En revanche, le gouvernement, dans ce projet de loi, sous couvert de gestion, de l’épidémie s’engage une nouvelle fois dans un recul des droits des agent-es. Il est ainsi prévu que le gouvernement puisse modifier par ordonnances … « les conditions d’acquisition de congés payés et permettre à tout employeur d’imposer ou de modifier unilatéralement les dates de prise d’une partie des congés payés, des jours de réduction du temps de travail et des jours de repos affectés sur le compte épargne-temps du salarié, en dérogeant aux délais de prévenance et aux modalités d’utilisation définis par le livre 1er de la troisième partie du Code du travail, les conventions et accords collectifs ainsi que par le statut général de la fonction publique. »

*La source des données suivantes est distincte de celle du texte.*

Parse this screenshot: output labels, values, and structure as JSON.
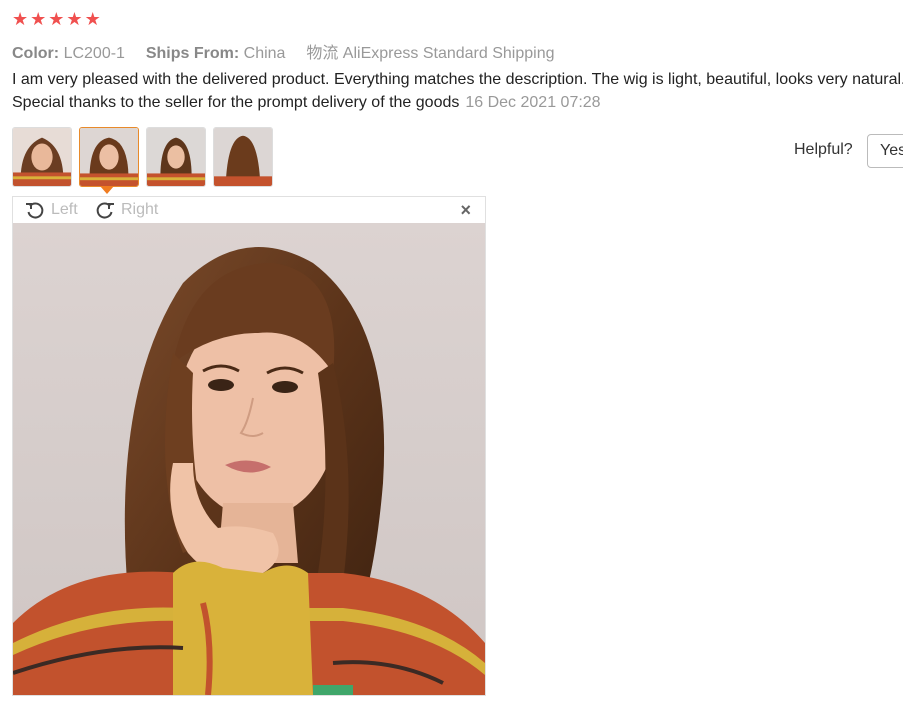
{
  "rating": {
    "stars": 5,
    "icon": "star-icon",
    "color": "#f0504f"
  },
  "meta": {
    "color_label": "Color:",
    "color_value": "LC200-1",
    "ships_label": "Ships From:",
    "ships_value": "China",
    "shipping_method": "物流 AliExpress Standard Shipping"
  },
  "review": {
    "text": "I am very pleased with the delivered product. Everything matches the description. The wig is light, beautiful, looks very natural. Special thanks to the seller for the prompt delivery of the goods",
    "date": "16 Dec 2021 07:28"
  },
  "helpful": {
    "label": "Helpful?",
    "yes_label": "Yes"
  },
  "viewer": {
    "rotate_left_label": "Left",
    "rotate_right_label": "Right",
    "close_label": "×",
    "rotate_left_icon": "rotate-left-icon",
    "rotate_right_icon": "rotate-right-icon"
  },
  "thumbnails": {
    "count": 4,
    "active_index": 1,
    "active_border_color": "#e88a2a"
  }
}
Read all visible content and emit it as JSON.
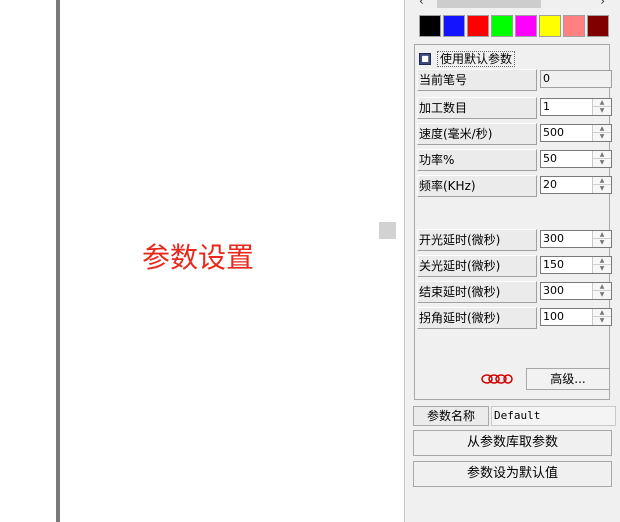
{
  "canvas": {
    "annotation_text": "参数设置"
  },
  "palette": {
    "swatches": [
      "#000000",
      "#1414ff",
      "#ff0000",
      "#00ff00",
      "#ff00ff",
      "#ffff00",
      "#ff8080",
      "#800000"
    ]
  },
  "params": {
    "use_default_label": "使用默认参数",
    "rows": [
      {
        "label": "当前笔号",
        "value": "0"
      },
      {
        "label": "加工数目",
        "value": "1"
      },
      {
        "label": "速度(毫米/秒)",
        "value": "500"
      },
      {
        "label": "功率%",
        "value": "50"
      },
      {
        "label": "频率(KHz)",
        "value": "20"
      },
      {
        "label": "开光延时(微秒)",
        "value": "300"
      },
      {
        "label": "关光延时(微秒)",
        "value": "150"
      },
      {
        "label": "结束延时(微秒)",
        "value": "300"
      },
      {
        "label": "拐角延时(微秒)",
        "value": "100"
      }
    ],
    "advanced_label": "高级..."
  },
  "param_name": {
    "label": "参数名称",
    "value": "Default"
  },
  "buttons": {
    "load_from_library": "从参数库取参数",
    "set_as_default": "参数设为默认值"
  }
}
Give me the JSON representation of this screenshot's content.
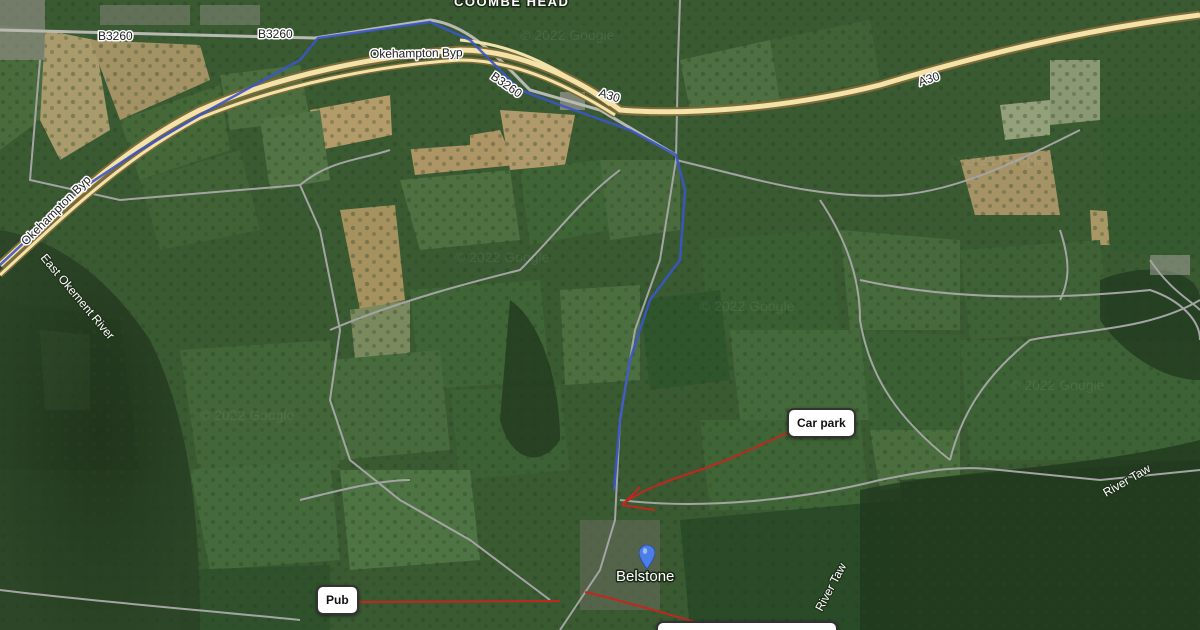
{
  "map": {
    "type": "satellite",
    "colors": {
      "field_dark": "#2f4a2a",
      "field_mid": "#3f5f35",
      "field_light": "#5c7a45",
      "field_tan": "#a8946a",
      "road_lane": "#9c9c9c",
      "a_road": "#f3e3a8",
      "route_blue": "#3a55c8",
      "route_red": "#c0281f",
      "pin_blue": "#4c7ee8"
    },
    "labels": {
      "top_place": "COOMBE HEAD",
      "b3260_west": "B3260",
      "b3260_north": "B3260",
      "b3260_east": "B3260",
      "bypass_north": "Okehampton Byp",
      "bypass_west": "Okehampton Byp",
      "a30_mid": "A30",
      "a30_east": "A30",
      "river_east_okement": "East Okement River",
      "river_taw_south": "River Taw",
      "river_taw_east": "River Taw",
      "village": "Belstone"
    },
    "watermarks": [
      "© 2022 Google",
      "© 2022 Google",
      "© 2022 Google",
      "© 2022 Google",
      "© 2022 Google",
      "© 2022 Google"
    ],
    "markers": {
      "car_park_label": "Car park",
      "pub_label": "Pub",
      "village_pin_icon": "map-pin-icon"
    }
  }
}
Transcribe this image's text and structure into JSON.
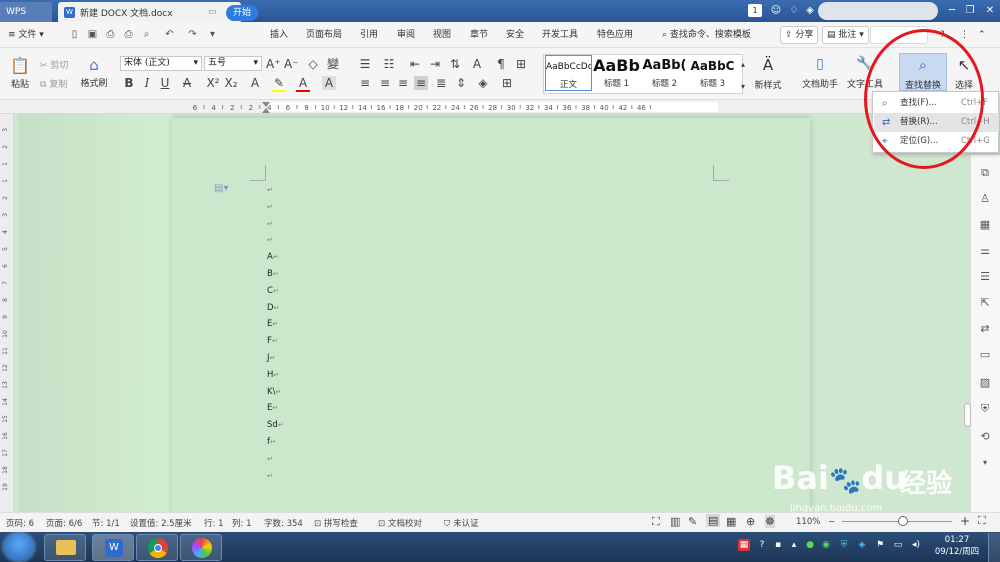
{
  "titlebar": {
    "app_tab": "WPS",
    "doc_tab": "新建 DOCX 文档.docx",
    "doc_icon": "W",
    "new_tab": "+",
    "badge": "1"
  },
  "menubar": {
    "file": "文件",
    "tabs": [
      "开始",
      "插入",
      "页面布局",
      "引用",
      "审阅",
      "视图",
      "章节",
      "安全",
      "开发工具",
      "特色应用"
    ],
    "search": "查找命令、搜索模板",
    "share": "分享",
    "comment": "批注",
    "help": "?"
  },
  "toolbar": {
    "paste": "粘贴",
    "cut": "剪切",
    "copy": "复制",
    "format_painter": "格式刷",
    "font_name": "宋体 (正文)",
    "font_size": "五号",
    "styles": [
      {
        "sample": "AaBbCcDd",
        "label": "正文"
      },
      {
        "sample": "AaBb",
        "label": "标题 1"
      },
      {
        "sample": "AaBb(",
        "label": "标题 2"
      },
      {
        "sample": "AaBbC",
        "label": "标题 3"
      }
    ],
    "new_style": "新样式",
    "doc_assistant": "文档助手",
    "text_tools": "文字工具",
    "find_replace": "查找替换",
    "select": "选择"
  },
  "ruler_numbers": [
    "6",
    "4",
    "2",
    "2",
    "4",
    "6",
    "8",
    "10",
    "12",
    "14",
    "16",
    "18",
    "20",
    "22",
    "24",
    "26",
    "28",
    "30",
    "32",
    "34",
    "36",
    "38",
    "40",
    "42",
    "46"
  ],
  "left_ruler_numbers": [
    "3",
    "2",
    "1",
    "1",
    "2",
    "3",
    "4",
    "5",
    "6",
    "7",
    "8",
    "9",
    "10",
    "11",
    "12",
    "13",
    "14",
    "15",
    "16",
    "17",
    "18",
    "19"
  ],
  "document": {
    "paragraphs": [
      "",
      "",
      "",
      "",
      "A",
      "B",
      "C",
      "D",
      "E",
      "F",
      "J",
      "H",
      "K\\",
      "E",
      "Sd",
      "f",
      "",
      ""
    ]
  },
  "dropdown": {
    "items": [
      {
        "label": "查找(F)...",
        "shortcut": "Ctrl+F",
        "icon": "search-icon"
      },
      {
        "label": "替换(R)...",
        "shortcut": "Ctrl+H",
        "icon": "replace-icon"
      },
      {
        "label": "定位(G)...",
        "shortcut": "Ctrl+G",
        "icon": "goto-icon"
      }
    ]
  },
  "statusbar": {
    "page_num": "页码: 6",
    "pages": "页面: 6/6",
    "section": "节: 1/1",
    "setting": "设置值: 2.5厘米",
    "row": "行: 1",
    "col": "列: 1",
    "words": "字数: 354",
    "spell": "拼写检查",
    "proof": "文档校对",
    "cert": "未认证",
    "zoom": "110%"
  },
  "taskbar": {
    "time": "01:27",
    "date": "09/12/周四"
  },
  "watermark": {
    "brand": "Bai",
    "paw": "du",
    "cn": "经验",
    "url": "jingyan.baidu.com"
  },
  "colors": {
    "accent": "#2f7be0",
    "annotation": "#e5161d",
    "page_bg": "#cce8cc"
  }
}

Il s’agit une nouvelle fois d’une attaque inadmissible et ne répondant à aucune nécessité impérieuse liée à la gestion de la crise contre le statut et les agent-es de la fonction publique.

Les organisations syndicales CGT, FAFP, FO, FSU et SOLIDAIRES dénoncent le décalage entre les discours et la réalité et exigent des mesures concrètes pour les agent-es et la population de notre pays.

Elles renvoient le Président de la République et le Premier Ministre à leurs propres engagements à savoir que tout serait mis en œuvre « quel qu’en soit le coût ».

Oublier 5,5 millions d’agents publics et leurs familles est inacceptable et serait irresponsable si rien n’était fait.